Mr. Macron said that France had offered to cooperate with Russia to investigate the Islamic State affiliate, adding that it would be a mistake to try and divert blame for the attack elsewhere.

“I think that it would be both cynical and counterproductive for Russia itself and the security of its citizens to use this context to try and turn it against Ukraine,” Mr. Macron said.

Dmitri S. Peskov, the Kremlin’s spokesman, said he would not comment on the course of the investigation.

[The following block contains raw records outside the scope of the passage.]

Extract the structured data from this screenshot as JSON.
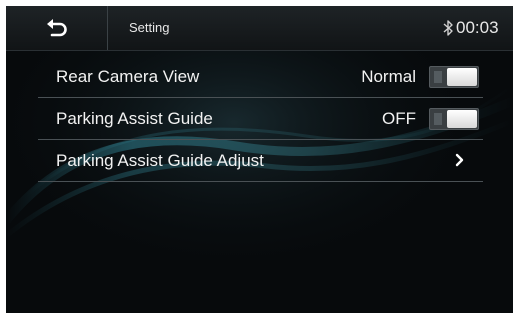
{
  "header": {
    "title": "Setting",
    "back_icon": "back-arrow-icon",
    "bluetooth_icon": "bluetooth-icon",
    "clock": "00:03"
  },
  "settings": {
    "rear_camera_view": {
      "label": "Rear Camera View",
      "value": "Normal"
    },
    "parking_assist_guide": {
      "label": "Parking Assist Guide",
      "value": "OFF"
    },
    "parking_assist_guide_adjust": {
      "label": "Parking Assist Guide Adjust",
      "icon": "chevron-right-icon"
    }
  },
  "colors": {
    "background": "#070a0c",
    "accent_wave": "#2f7f8f",
    "text": "#f2f2f2",
    "divider": "#4a5155"
  }
}
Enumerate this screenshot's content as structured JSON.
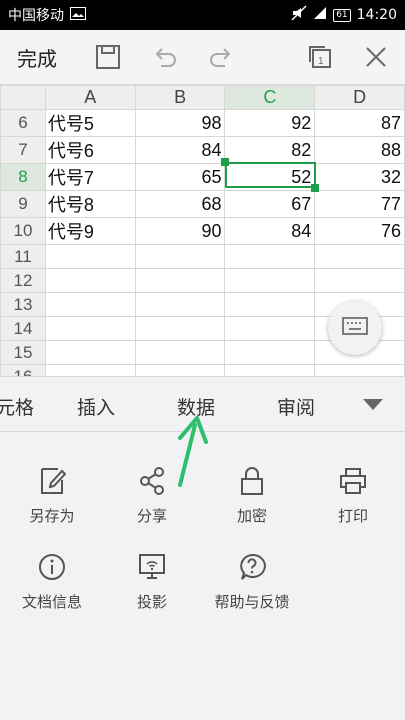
{
  "status_bar": {
    "carrier": "中国移动",
    "battery": "61",
    "time": "14:20"
  },
  "toolbar": {
    "done_label": "完成"
  },
  "sheet": {
    "columns": [
      "A",
      "B",
      "C",
      "D"
    ],
    "active_column": "C",
    "active_row": "8",
    "rows": [
      {
        "row": "6",
        "cells": [
          "代号5",
          "98",
          "92",
          "87"
        ]
      },
      {
        "row": "7",
        "cells": [
          "代号6",
          "84",
          "82",
          "88"
        ]
      },
      {
        "row": "8",
        "cells": [
          "代号7",
          "65",
          "52",
          "32"
        ]
      },
      {
        "row": "9",
        "cells": [
          "代号8",
          "68",
          "67",
          "77"
        ]
      },
      {
        "row": "10",
        "cells": [
          "代号9",
          "90",
          "84",
          "76"
        ]
      },
      {
        "row": "11",
        "cells": [
          "",
          "",
          "",
          ""
        ]
      },
      {
        "row": "12",
        "cells": [
          "",
          "",
          "",
          ""
        ]
      },
      {
        "row": "13",
        "cells": [
          "",
          "",
          "",
          ""
        ]
      },
      {
        "row": "14",
        "cells": [
          "",
          "",
          "",
          ""
        ]
      },
      {
        "row": "15",
        "cells": [
          "",
          "",
          "",
          ""
        ]
      },
      {
        "row": "16",
        "cells": [
          "",
          "",
          "",
          ""
        ]
      }
    ]
  },
  "tabs": [
    "元格",
    "插入",
    "数据",
    "审阅"
  ],
  "menu": {
    "save_as": "另存为",
    "share": "分享",
    "encrypt": "加密",
    "print": "打印",
    "doc_info": "文档信息",
    "projection": "投影",
    "help_feedback": "帮助与反馈"
  },
  "colors": {
    "accent": "#1e9e4a",
    "arrow": "#2dbf6e"
  }
}
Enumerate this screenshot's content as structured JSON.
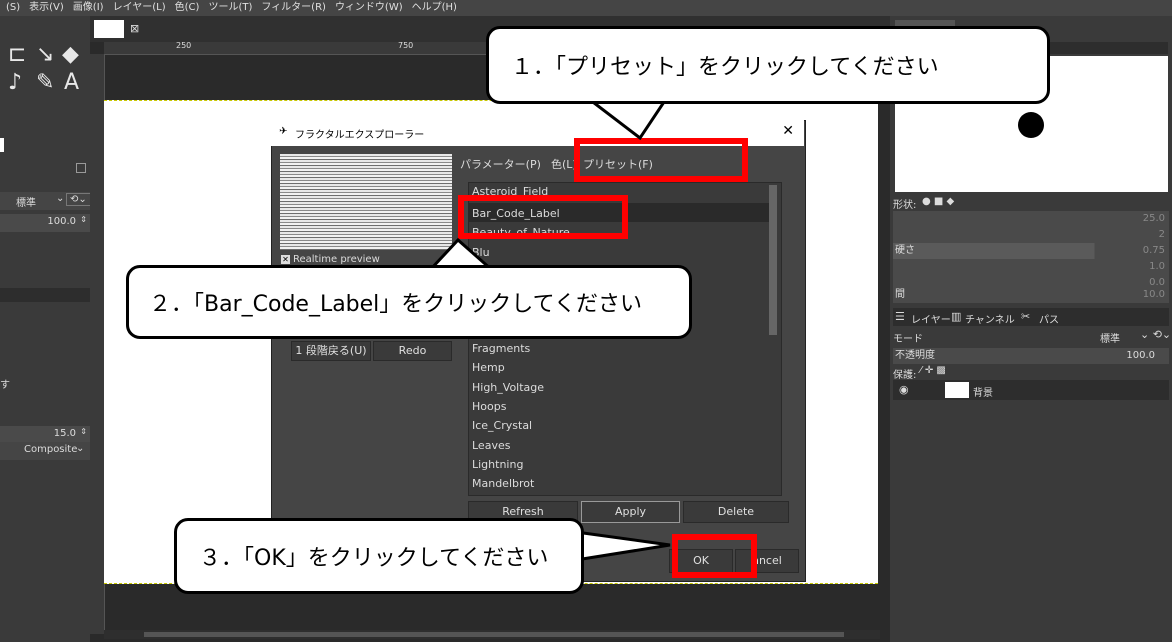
{
  "menubar": [
    "(S)",
    "表示(V)",
    "画像(I)",
    "レイヤー(L)",
    "色(C)",
    "ツール(T)",
    "フィルター(R)",
    "ウィンドウ(W)",
    "ヘルプ(H)"
  ],
  "toolbox": {
    "mode_value": "標準",
    "opacity_value": "100.0",
    "size_value": "15.0",
    "composite_value": "Composite",
    "partial_text": "す"
  },
  "ruler": {
    "mark_250": "250",
    "mark_750": "750"
  },
  "dock": {
    "shape_label": "形状:",
    "brush_rows": [
      {
        "label": "",
        "value": "25.0"
      },
      {
        "label": "",
        "value": "2"
      },
      {
        "label": "硬さ",
        "value": "0.75"
      },
      {
        "label": "",
        "value": "1.0"
      },
      {
        "label": "",
        "value": "0.0"
      },
      {
        "label": "間",
        "value": "10.0"
      }
    ],
    "tabs": {
      "layers": "レイヤー",
      "channels": "チャンネル",
      "paths": "パス"
    },
    "mode_label": "モード",
    "mode_value": "標準",
    "opacity_label": "不透明度",
    "opacity_value": "100.0",
    "lock_label": "保護:",
    "layer_name": "背景"
  },
  "dialog": {
    "title": "フラクタルエクスプローラー",
    "realtime_label": "Realtime preview",
    "tabs": {
      "params": "パラメーター(P)",
      "color": "色(L)",
      "presets": "プリセット(F)"
    },
    "presets": [
      "Asteroid_Field",
      "Bar_Code_Label",
      "Beauty_of_Nature",
      "Blu",
      "Fragments",
      "Hemp",
      "High_Voltage",
      "Hoops",
      "Ice_Crystal",
      "Leaves",
      "Lightning",
      "Mandelbrot"
    ],
    "undo_label": "1 段階戻る(U)",
    "redo_label": "Redo",
    "refresh_label": "Refresh",
    "apply_label": "Apply",
    "delete_label": "Delete",
    "ok_label": "OK",
    "cancel_label": "ancel"
  },
  "annotations": {
    "step1": "１．「プリセット」をクリックしてください",
    "step2": "２．「Bar_Code_Label」をクリックしてください",
    "step3": "３．「OK」をクリックしてください"
  },
  "colors": {
    "highlight": "#ff0000",
    "callout_bg": "#ffffff"
  }
}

“We urge you to rely on the information that comes from our law enforcement agencies,” Mr. Peskov said in comments reported by the news agency Interfax. He added: “The investigation is ongoing. No coherent theory has been published yet. There was only preliminary data.”

The four suspects, according to their brief appearances in court, were foreign migrant workers who spoke little or no Russian. In videos of their court appearances, they looked severely beaten, and footage of their being tortured during interrogation, which has been verified by The New York Times, circulated widely on social media. One of the suspects, Muhammadsobir Z. Fayzov, 19, was rolled into the courtroom in a wheelchair.

On Monday, a district court in Moscow arraigned three men suspected of acting as accomplices. Mr. Bastrykin, the top investigator, said that they provided an apartment to the suspected terrorists, and a car.

The arrest of the suspects has raised questions about the regulation of labor migration into Russia. Mikhail Sheremet, a lawmaker, told the state agency RIA Novosti that he would push for the reintroduction of capital punishment in Russia.

Aurelien Breeden contributed reporting from Paris.